A Connecticut judge last week ordered a new trial for Michael Skakel, the nephew of Robert and Ethel Kennedy. Skakel was convicted in 2002 of the murder of his 15-year-old neighbor, Martha Moxley. The reason? The judge, in his written opinion, stated that Michael Skakel had a “constitutionally deficient” defense. In other words, the judge found Skakel’s trial lawyer to be inadequate.
The Sixth Amendment to the U.S. Constitution guarantees the right to the assistance of a lawyer in all criminal prosecutions. The U.S. Supreme Court has interpreted that amendment to include the right to an effective lawyer. Skakel’s current lawyers argued that his trial lawyer, Mickey Sherman, was inadequate, among other reasons, by failing to explore an alibi defense, failing to effectively cross examine witnesses against Skakel, and by presenting an ineffective closing argument devoid of the term reasonable doubt, the degree of proof required in criminal cases.

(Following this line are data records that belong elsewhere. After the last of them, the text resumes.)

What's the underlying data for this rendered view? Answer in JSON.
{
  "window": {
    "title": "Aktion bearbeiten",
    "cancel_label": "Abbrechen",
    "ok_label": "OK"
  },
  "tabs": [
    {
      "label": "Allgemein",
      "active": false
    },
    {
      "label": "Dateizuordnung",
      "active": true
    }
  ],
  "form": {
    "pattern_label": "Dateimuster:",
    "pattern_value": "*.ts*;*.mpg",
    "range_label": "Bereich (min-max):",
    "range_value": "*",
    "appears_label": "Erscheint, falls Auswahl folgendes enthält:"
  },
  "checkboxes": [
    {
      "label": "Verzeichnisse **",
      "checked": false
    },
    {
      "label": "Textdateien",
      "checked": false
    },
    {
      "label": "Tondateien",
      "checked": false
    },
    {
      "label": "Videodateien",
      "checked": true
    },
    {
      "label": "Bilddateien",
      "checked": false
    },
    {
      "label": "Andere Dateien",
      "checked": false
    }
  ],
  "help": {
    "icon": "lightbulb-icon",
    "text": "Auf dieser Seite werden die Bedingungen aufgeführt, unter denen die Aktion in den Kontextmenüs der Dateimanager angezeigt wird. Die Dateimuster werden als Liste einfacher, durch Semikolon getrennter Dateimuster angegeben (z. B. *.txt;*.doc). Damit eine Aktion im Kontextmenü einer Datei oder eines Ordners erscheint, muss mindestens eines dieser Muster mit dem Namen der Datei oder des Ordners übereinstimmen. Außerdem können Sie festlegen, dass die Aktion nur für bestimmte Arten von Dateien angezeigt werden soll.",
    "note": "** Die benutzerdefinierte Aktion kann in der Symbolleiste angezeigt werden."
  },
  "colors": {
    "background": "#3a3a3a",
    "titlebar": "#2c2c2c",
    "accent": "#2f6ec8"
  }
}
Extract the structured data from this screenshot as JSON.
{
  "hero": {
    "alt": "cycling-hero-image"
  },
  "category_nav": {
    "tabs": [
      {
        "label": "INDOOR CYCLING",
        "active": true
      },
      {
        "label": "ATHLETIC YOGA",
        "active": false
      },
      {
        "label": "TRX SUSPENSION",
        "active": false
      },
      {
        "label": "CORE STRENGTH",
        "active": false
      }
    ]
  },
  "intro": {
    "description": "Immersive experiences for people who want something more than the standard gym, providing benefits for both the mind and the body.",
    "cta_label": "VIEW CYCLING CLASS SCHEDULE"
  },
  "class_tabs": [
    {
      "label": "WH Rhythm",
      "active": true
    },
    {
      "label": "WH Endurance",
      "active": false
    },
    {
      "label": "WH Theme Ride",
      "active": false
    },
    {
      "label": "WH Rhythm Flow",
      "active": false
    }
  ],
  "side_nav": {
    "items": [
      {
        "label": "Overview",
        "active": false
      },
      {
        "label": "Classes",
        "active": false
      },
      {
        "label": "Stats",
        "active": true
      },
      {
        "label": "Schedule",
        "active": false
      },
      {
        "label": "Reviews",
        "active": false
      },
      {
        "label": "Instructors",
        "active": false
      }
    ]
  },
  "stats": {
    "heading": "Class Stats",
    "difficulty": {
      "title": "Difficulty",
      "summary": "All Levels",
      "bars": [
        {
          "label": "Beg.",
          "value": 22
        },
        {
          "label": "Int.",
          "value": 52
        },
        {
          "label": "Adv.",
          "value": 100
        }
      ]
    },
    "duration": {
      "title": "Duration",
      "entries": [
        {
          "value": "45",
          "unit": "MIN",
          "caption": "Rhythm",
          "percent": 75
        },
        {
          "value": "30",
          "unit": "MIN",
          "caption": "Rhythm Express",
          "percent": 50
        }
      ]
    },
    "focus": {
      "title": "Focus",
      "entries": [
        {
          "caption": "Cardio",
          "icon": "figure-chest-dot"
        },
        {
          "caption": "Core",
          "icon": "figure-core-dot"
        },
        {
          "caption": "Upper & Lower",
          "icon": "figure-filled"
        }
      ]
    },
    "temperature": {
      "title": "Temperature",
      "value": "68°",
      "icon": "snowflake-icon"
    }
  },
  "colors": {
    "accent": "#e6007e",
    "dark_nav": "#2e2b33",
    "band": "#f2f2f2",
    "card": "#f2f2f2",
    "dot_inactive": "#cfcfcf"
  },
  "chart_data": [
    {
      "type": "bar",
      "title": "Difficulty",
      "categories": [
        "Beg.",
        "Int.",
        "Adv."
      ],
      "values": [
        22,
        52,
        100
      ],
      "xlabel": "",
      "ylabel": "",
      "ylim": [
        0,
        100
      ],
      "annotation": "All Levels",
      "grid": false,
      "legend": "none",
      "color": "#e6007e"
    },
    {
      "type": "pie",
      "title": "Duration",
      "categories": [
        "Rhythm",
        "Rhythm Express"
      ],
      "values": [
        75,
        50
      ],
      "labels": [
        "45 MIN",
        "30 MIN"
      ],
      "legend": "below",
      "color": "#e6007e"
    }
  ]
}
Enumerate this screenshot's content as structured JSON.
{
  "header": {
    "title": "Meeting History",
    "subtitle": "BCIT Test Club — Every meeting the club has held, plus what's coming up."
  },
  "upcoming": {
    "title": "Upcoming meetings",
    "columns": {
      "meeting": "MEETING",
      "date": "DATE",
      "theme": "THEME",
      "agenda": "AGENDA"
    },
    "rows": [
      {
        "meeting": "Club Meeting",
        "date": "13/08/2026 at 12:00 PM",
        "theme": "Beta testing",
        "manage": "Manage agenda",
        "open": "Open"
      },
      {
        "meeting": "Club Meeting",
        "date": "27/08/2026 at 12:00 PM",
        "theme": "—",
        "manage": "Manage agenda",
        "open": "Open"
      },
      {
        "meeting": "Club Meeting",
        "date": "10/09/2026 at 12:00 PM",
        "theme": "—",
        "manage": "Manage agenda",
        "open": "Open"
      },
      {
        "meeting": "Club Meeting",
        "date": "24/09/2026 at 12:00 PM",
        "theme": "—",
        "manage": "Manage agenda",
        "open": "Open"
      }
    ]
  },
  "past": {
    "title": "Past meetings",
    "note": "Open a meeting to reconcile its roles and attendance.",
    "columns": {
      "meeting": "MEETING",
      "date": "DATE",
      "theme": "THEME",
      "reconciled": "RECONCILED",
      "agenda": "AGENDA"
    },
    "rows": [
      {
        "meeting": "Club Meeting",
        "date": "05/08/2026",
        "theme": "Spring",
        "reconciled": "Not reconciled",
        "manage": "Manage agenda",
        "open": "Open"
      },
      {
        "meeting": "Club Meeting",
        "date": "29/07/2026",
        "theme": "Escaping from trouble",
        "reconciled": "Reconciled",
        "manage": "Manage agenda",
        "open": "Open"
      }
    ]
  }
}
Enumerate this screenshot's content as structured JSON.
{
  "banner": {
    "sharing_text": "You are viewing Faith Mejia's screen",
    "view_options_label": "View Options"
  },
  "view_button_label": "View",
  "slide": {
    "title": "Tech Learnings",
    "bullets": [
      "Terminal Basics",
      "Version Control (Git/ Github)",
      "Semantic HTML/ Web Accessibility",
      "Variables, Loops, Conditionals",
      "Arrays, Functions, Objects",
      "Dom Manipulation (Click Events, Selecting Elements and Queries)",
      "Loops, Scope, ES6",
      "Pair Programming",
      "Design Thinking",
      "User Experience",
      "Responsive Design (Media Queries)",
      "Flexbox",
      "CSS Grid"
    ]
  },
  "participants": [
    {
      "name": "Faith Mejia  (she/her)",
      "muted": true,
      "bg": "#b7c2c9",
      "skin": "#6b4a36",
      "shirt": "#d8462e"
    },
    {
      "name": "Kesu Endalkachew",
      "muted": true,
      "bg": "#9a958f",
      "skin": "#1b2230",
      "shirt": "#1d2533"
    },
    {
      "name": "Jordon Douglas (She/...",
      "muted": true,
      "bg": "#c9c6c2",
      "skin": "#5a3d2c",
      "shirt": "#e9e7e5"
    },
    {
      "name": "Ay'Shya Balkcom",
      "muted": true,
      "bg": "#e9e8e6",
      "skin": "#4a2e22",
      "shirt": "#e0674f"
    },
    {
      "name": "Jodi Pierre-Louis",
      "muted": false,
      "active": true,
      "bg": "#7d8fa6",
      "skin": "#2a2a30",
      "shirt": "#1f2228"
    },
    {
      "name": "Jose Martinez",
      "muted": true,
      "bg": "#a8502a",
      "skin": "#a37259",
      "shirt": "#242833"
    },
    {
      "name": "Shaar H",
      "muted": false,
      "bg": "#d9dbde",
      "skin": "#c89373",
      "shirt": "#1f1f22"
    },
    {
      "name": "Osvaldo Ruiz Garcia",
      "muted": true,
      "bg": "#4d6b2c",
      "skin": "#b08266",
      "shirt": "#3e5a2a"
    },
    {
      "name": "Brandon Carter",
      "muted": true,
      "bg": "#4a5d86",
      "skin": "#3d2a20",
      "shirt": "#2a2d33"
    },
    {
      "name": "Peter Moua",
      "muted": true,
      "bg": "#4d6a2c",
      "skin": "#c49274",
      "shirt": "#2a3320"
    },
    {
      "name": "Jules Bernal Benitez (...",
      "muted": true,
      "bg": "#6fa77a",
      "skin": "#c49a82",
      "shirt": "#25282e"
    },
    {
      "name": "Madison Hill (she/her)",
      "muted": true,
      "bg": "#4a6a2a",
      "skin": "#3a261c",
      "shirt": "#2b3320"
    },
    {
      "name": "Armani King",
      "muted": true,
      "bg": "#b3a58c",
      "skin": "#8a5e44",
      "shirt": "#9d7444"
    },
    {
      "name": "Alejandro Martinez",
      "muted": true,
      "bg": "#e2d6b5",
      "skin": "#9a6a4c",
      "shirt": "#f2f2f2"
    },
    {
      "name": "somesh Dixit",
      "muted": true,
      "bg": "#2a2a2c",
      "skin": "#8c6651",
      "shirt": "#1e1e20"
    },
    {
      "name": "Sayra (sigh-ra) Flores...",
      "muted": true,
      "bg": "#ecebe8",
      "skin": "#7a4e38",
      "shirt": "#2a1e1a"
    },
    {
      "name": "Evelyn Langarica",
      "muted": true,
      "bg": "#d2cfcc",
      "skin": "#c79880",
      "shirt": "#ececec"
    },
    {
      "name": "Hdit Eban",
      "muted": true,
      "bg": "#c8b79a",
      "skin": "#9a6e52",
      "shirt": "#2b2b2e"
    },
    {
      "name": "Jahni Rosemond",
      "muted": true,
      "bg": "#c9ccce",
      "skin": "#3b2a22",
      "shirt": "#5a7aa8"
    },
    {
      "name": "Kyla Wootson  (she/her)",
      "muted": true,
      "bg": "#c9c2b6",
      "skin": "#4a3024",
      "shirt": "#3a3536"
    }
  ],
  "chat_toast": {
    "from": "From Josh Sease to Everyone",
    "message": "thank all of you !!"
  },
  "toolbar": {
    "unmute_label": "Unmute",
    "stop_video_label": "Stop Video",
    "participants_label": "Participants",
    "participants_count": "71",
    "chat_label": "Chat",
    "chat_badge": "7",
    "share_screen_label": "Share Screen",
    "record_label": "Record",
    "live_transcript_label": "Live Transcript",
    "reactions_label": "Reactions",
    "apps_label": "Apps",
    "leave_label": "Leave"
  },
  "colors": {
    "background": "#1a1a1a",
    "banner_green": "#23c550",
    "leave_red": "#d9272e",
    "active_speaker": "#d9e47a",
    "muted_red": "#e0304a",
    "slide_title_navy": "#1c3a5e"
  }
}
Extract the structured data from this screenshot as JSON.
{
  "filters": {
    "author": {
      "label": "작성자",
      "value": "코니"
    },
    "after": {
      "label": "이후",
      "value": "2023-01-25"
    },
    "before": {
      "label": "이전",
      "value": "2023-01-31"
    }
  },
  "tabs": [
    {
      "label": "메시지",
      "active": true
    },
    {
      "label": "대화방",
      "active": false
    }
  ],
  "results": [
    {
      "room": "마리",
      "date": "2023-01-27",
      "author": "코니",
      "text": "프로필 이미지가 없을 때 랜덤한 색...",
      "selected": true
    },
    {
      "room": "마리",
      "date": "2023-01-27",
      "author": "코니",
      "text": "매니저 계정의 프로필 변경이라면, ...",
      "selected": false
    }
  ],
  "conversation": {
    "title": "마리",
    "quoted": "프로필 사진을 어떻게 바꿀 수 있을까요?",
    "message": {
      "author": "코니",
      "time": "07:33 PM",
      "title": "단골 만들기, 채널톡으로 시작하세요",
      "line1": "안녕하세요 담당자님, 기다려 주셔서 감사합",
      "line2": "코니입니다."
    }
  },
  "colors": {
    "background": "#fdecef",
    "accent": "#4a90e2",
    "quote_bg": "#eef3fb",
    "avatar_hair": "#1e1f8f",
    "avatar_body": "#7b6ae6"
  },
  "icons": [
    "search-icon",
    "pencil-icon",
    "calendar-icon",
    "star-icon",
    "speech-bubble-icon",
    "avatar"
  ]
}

The cost of an ineffective lawyer is not simply measured in attorney’s fees, although an article in The New York Times reports that Mickey Sherman billed Skakel over $1.2 million in attorney’s fees. Perhaps, more costly to Skakel was the over ten years he spent in prison for a conviction that may have been the result of his inadequate defense. That is a decade apart from friends and family and the associated life events of birthdays, graduations, and the like. It is the loss of your name and reputation. It is the loss of your freedom.